@Carl Love 
No, the modules are just fine. As I said, it was pure curiosity, but I don't use them very often (except packages) and I was trying to understand if in such situations they are really more efficient.
Using modules the debugging could be more difficult if something goes wrong.

Edit. You say: "the syntax of the inner procedure is checked when it's originally entered. But the assignment := is not done".
AFAIK, when defined, the body of the procedure is translated into internal code (that is what I understand by parse here). So, why should the inner procedure be "re-parsed"?
 

@Carl Love 

But in the procedure version of MakeTreeTable, when MakeTreeTable is defined (parsed), this implies (in my opinion) that all its body is parsed, including MakeTable.
Probably in other circumstances the use of modules is preferable.

@Carl Love 

Just curious: is there any benefit in using modules e.g. in MakeTreeTable versus the equivalent procedure?

MakeTreeTable:= proc(depth::nonnegint, width::nonnegint)
local
   i, node:=0,
   nextnode:= proc() node:= node+1 end proc,      
   MakeTable:= proc(depth :: nonnegint, width :: nonnegint)
      if depth = 0 then nextnode()
      else table([seq(nextnode()=thisproc(depth-1,width), i=1..width)]);
      end if
   end proc;
MakeTable(depth, width)
end proc;

@asa12 
Let us try to formulate mathematically the problem (if I understand it correctly).

You have a function space  FS, for example C^infinity(J)  (= the algebra of infinitely differentiable functions on the open interval J) . You also have an operator A defined (partially) on FS, in your case it is:

   A(a) = a' / (a * a' - a).

You want to find another operator f defined on FS such that

   f( A(a) + A(b) )  = f(A(a)) * f(A(b)),  for each a,b in FS.

Such an f is for example f = exp, or more generally, f(a) = exp(s*a),  s being a scalar.

Now you want an operator f, similar to diff. I suppose that this means:

  f( A(a) * A(b) ) = f(A(a))*A(b) + A(a)*f(A(b)).      [*]

(I suppose you want to exclude the trivial case f=0).
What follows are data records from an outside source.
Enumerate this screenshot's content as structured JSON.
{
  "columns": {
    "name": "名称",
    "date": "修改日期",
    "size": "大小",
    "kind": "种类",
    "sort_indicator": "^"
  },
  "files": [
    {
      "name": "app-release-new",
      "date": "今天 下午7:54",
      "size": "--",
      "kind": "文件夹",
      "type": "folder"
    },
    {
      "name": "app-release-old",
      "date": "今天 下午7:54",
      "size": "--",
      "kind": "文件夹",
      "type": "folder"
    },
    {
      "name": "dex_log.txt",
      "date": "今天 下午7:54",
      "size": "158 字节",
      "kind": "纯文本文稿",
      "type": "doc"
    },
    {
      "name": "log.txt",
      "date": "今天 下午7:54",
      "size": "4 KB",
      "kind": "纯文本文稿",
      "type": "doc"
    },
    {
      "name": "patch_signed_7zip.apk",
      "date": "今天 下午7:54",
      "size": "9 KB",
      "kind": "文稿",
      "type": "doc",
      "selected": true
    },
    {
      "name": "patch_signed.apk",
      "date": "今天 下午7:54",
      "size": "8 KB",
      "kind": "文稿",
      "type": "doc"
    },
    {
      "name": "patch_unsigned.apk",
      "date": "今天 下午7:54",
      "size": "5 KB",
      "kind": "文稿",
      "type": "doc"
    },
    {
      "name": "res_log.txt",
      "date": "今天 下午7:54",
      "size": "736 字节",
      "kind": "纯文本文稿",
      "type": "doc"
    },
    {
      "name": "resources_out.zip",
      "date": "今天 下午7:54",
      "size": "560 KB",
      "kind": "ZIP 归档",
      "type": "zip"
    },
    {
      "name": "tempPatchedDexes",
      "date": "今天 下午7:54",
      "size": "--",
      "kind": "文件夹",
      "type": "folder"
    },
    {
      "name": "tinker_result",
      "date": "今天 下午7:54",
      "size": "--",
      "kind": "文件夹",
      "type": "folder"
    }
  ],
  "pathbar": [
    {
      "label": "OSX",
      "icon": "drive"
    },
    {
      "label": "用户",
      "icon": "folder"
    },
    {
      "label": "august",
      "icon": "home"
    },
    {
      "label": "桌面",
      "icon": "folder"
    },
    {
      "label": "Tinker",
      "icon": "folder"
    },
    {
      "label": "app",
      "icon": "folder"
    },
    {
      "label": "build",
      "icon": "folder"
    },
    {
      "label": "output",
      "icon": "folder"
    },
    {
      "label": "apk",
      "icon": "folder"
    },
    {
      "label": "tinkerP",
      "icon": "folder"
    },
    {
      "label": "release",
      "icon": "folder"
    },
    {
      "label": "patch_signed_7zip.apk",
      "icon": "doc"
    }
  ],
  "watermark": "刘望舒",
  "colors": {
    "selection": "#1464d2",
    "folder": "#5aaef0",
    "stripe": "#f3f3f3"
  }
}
Maple probably cannot do this. And I am not sure if such an operator - other than f = D - exists. It may depend on FS, which you should know, because it is your ploblem. And I am not sure if [*] is what you want.

@asa12 

Maybe you want an Infinitesimal generator, see https://en.wikipedia.org/wiki/C0-semigroup#Infinitesimal_generator
But you must learn no ask the question in proper terms (preferably using some maths and without non-working Maple code), otherwise it is "quasi-impossible" to be understood.
 

@Carl Love 

Nice solution, vote up.
Don't you thing that using multi-indices is more efficient?
I wonder why the OP has no reaction.

@Kitonum 

It's OK but you should add the step about the equivalence, for those thinking that it is not obvious.

[ 2y=x(1-y^2)  <==> 2y/(1-y^2) = x,  because y cannot be +-1]

P.S. In my opinion, using Maple without knowing maths is not recommended.

@Markiyan Hirnyk 

Of course you do, it's not something new.

@Markiyan Hirnyk 

They include the cases when both sides are undefined (but actually solutions in the Riemann sphere).
If you want to exclude this cases, simply take integer _Z
with  - _Z <> W + 2*W^2,  for integer W.

@one man 

For a cone the geodesic distance is straightforward, so the exact parametric equation of the spiral is obvious.

@Carl Love 

Looking at showstat(`mod/Factors`)  we can see that a table s is created and then
factors := convert(s,'multiset');
As shown in my answer (and reply), this will (could) produce a random order.

To test this, I'd suggest to modify `convert/multiset` inserting indexorder and see whether the random behavior persists.

By coloring the cube with color f(x,y,z) you will have information on f only on the boundary of the cube.
That is, only f(0,y,z), f(1,y,z),...,f(x,y,1) are visualized.
You can't "see" e,g. the value f(0.5, 0.6, 0.7).
So, you will see the max/min only if they are on the boundary.

@Carl Love 

Sorry for the confusion, but I thought that the reference to Eigenvectors is obvious because of the presence of lambda.

@Carl Love 

Eigenvectors produces a random order for the eigenvalues because after solving the characteristic equation with the local variable lambda, indices is called.
You are right about indexorder. The procedure which calls indices without indexorder is `convert/multiset`. If we change it inserting indexorder, the random behavior disappears.

@Markiyan Hirnyk 

OK, it's enough for me too.
P.S. I wish you good luck in obtaining small Groebner bases using the cited articles.